Cross “pro-style” off the recruiting or scouting report. Buchner is a genuine dual-threat QB and very threatening as a runner or a passer. He’ll put a lot of pressure on the Buckeye linebackers, cornerbacks, and defensive ends with his option game. He’s capable of a quick read and a quick decision whether to throw or run. I watched quite a bit of 2021 film, and was impressed with how Buchner could freeze a defender. Once frozen in place, they became easy prey for the option game.
When Buchner runs, he’s elusive and fast. A really good athlete. The Buckeyes will need all of the team speed that they can muster to contain him. Forcing him to pass is the better option, if the Bucks can pull it off. Both Buchner’s mechanics and decision-making decline rapidly when he’s under pressure. A strong pass rush can disrupt his game, but the rushers need always to be aware of his scrambling potential. He’s a good enough rusher and scrambler that he warrants a “spy” to watch him on every play. But that spy has to be fast.

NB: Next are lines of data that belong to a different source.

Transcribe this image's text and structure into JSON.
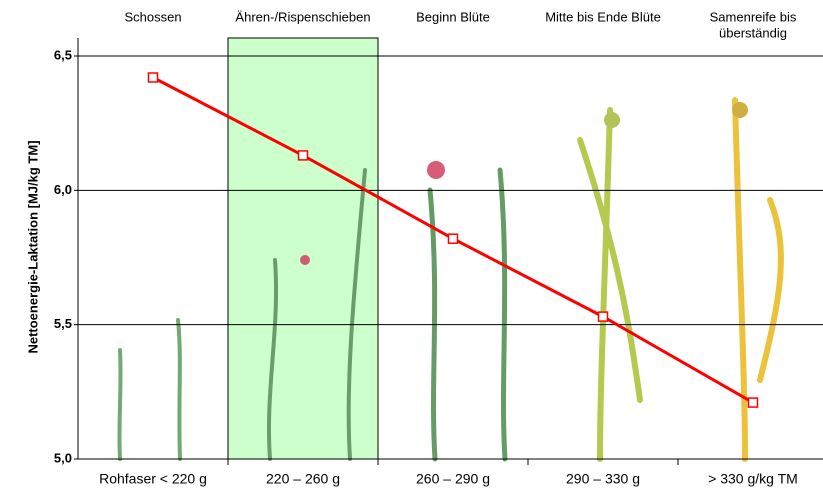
{
  "chart_data": {
    "type": "line",
    "y_label": "Nettoenergie-Laktation  [MJ/kg TM]",
    "stages": [
      [
        "Schossen"
      ],
      [
        "Ähren-/Rispenschieben"
      ],
      [
        "Beginn Blüte"
      ],
      [
        "Mitte bis Ende Blüte"
      ],
      [
        "Samenreife bis",
        "überständig"
      ]
    ],
    "categories": [
      "Rohfaser < 220 g",
      "220 – 260 g",
      "260 – 290 g",
      "290 – 330 g",
      "> 330 g/kg TM"
    ],
    "values": [
      6.42,
      6.13,
      5.82,
      5.53,
      5.21
    ],
    "color": "#ff0000",
    "highlight_category": 1,
    "highlight_color": "#ccffcc",
    "ylim": [
      5.0,
      6.5
    ],
    "yticks": [
      {
        "value": 5.0,
        "label": "5,0"
      },
      {
        "value": 5.5,
        "label": "5,5"
      },
      {
        "value": 6.0,
        "label": "6,0"
      },
      {
        "value": 6.5,
        "label": "6,5"
      }
    ],
    "grid": true
  }
}
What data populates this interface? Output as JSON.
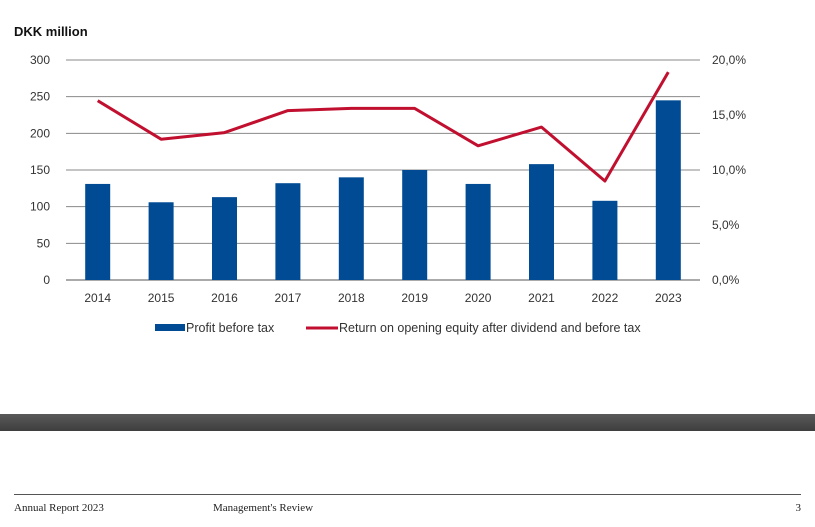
{
  "chart_data": {
    "type": "bar",
    "unit_label": "DKK million",
    "categories": [
      "2014",
      "2015",
      "2016",
      "2017",
      "2018",
      "2019",
      "2020",
      "2021",
      "2022",
      "2023"
    ],
    "series": [
      {
        "name": "Profit before tax",
        "kind": "bar",
        "axis": "left",
        "color": "#004b93",
        "values": [
          131,
          106,
          113,
          132,
          140,
          150,
          131,
          158,
          108,
          245
        ]
      },
      {
        "name": "Return on opening equity after dividend and before tax",
        "kind": "line",
        "axis": "right",
        "color": "#c1102f",
        "values": [
          16.3,
          12.8,
          13.4,
          15.4,
          15.6,
          15.6,
          12.2,
          13.9,
          9.0,
          18.9
        ]
      }
    ],
    "y_left": {
      "min": 0,
      "max": 300,
      "ticks": [
        "0",
        "50",
        "100",
        "150",
        "200",
        "250",
        "300"
      ]
    },
    "y_right": {
      "min": 0,
      "max": 20,
      "ticks": [
        "0,0%",
        "5,0%",
        "10,0%",
        "15,0%",
        "20,0%"
      ]
    },
    "grid": true,
    "legend": "bottom"
  },
  "footer": {
    "left": "Annual Report 2023",
    "middle": "Management's Review",
    "page": "3"
  }
}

Buchner’s arm is strong, and he can throw deep or wide. Look for him to throw to tight ends a lot. The wideouts were never the Irish strong suit, but the loss for the season of one of the best – Avery Davis – with a torn ACL damages the long passing game. And they’re not very deep at wideout.
We’ll get to know Mr. Buchner pretty quickly. The first three series for Notre Dame will probably tell us how well Tyler Buchner is going to perform. He’s talented but relatively inexperienced. He’ll need to score a lot of points. He’ll be under a lot of pressure. And my guess is that he’ll probably feel it. I think that the Buckeyes are fortunate to catch him in his first start, at any level, in almost three years. With a few games under his belt, he’ll be a good one.